Another classic article by Atul Gawande, this is much more than a screed against EMRs. It is a philosophical and at times spiritual assessment of the interaction between humans and machines. Too much to easily summarize. But here are a few tantalizing quotes that paint the picture:
More than ninety per cent of American hospitals have been computerized during the past decade, and more than half of Americans have their health information in the Epic system.

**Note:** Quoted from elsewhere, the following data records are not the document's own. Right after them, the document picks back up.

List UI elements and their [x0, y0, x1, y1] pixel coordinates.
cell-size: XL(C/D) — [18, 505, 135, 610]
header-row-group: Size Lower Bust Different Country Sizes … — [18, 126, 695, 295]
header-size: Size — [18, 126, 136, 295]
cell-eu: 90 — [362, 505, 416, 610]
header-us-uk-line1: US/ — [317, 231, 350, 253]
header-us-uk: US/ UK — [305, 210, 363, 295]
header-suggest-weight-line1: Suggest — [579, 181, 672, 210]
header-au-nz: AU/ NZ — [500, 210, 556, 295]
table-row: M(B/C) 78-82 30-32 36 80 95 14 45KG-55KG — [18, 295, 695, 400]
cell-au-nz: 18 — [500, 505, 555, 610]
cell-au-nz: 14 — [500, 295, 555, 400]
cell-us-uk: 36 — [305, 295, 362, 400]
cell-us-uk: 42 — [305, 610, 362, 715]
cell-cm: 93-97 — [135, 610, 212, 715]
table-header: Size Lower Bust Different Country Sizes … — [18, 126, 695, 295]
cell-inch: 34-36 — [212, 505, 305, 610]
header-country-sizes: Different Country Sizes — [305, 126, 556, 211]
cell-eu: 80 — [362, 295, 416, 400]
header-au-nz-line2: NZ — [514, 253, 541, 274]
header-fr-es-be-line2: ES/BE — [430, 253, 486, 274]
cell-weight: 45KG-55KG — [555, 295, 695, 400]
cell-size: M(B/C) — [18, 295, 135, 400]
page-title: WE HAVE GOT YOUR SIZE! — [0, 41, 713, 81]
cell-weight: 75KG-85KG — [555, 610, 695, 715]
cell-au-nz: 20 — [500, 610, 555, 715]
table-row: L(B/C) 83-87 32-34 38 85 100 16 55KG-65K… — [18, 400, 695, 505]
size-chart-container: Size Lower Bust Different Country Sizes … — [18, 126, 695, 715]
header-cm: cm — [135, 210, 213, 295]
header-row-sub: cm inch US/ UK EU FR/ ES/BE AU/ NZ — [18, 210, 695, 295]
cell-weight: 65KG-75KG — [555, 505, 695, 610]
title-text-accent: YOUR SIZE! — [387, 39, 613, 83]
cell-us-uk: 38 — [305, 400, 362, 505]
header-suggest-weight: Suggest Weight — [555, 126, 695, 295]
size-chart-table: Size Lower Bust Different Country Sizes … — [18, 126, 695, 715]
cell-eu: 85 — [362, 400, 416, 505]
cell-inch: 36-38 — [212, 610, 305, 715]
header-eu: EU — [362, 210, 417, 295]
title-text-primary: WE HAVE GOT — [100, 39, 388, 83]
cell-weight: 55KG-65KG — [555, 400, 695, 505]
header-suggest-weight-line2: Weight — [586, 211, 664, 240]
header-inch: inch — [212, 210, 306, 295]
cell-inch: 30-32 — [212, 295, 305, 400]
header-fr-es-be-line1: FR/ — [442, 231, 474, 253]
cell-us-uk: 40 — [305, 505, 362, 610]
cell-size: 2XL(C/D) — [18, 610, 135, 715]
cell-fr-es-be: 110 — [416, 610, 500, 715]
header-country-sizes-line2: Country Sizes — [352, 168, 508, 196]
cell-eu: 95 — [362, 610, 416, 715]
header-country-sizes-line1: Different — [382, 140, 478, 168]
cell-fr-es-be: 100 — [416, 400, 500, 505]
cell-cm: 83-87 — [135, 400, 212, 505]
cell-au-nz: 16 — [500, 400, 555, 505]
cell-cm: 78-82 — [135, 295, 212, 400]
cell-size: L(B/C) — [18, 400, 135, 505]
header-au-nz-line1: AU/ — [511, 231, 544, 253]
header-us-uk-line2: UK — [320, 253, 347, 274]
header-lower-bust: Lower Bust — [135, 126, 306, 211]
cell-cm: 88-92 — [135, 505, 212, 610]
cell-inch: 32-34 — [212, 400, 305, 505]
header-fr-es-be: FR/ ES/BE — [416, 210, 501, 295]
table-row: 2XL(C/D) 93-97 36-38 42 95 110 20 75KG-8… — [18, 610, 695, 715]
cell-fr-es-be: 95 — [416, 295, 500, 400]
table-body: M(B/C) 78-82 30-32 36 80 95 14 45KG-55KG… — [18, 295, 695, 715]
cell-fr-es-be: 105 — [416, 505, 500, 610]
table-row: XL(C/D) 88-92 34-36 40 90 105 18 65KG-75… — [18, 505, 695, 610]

A 2016 study found that physicians spent about two hours doing computer work for every hour spent face to face with a patient—whatever the brand of medical software. In the examination room, physicians devoted half of their patient time facing the screen to do electronic tasks. And these tasks were spilling over after hours.
I’ve come to feel that a system that promised to increase my mastery over my work has, instead, increased my work’s mastery over me.
The software ‘has created this massive monster of incomprehensibility,’ she said, her voice rising. Before she even sets eyes upon a patient, she is already squeezed for time. And at each step along the way the complexity mounts.
And yet it’s perfectly possible to envisage a system that makes care ever better for those who receive it and ever more miserable for those who provide it.
Medical scribes are trained assistants who work alongside physicians to take computer-related tasks off their hands. This fix is, admittedly, a little ridiculous. We replaced paper with computers because paper was inefficient. Now computers have become inefficient, so we’re hiring more humans. And it sort of works.
I have been at times dismissive of “physician burnout” attributing more to the selection and grooming of the wrong time of providers. But research now indicates that EMR computer systems are a real and major cause of significant physician burnout. The article also appropriately points out where EMRs have improved the quality of the care and hence the lives of patients in a way that was simply inconceivable in the paper-chart based world of the past. We have seen the same in our practice. We opted to build our own EMR because we suspected that buying Epic (or any other third-party EMR) would mean that we would be forced to adopt the vendor’s workflows.. We were also highly repulsed by the immense number of features that weigh down the current products - features that are rarely used and just add to complexity and create friction, as revealed in the Gawande article. In the end, this article reveals that there is still great room for innovation. Despite the market dominance and success of Epic, its EMR now seems surprisingly fragile and vulnerable. There is room for surprise entrants who take on small segments of the EMR tasks, focus on MVP, and make the EMR more adaptive to and supportive of both patients and providers.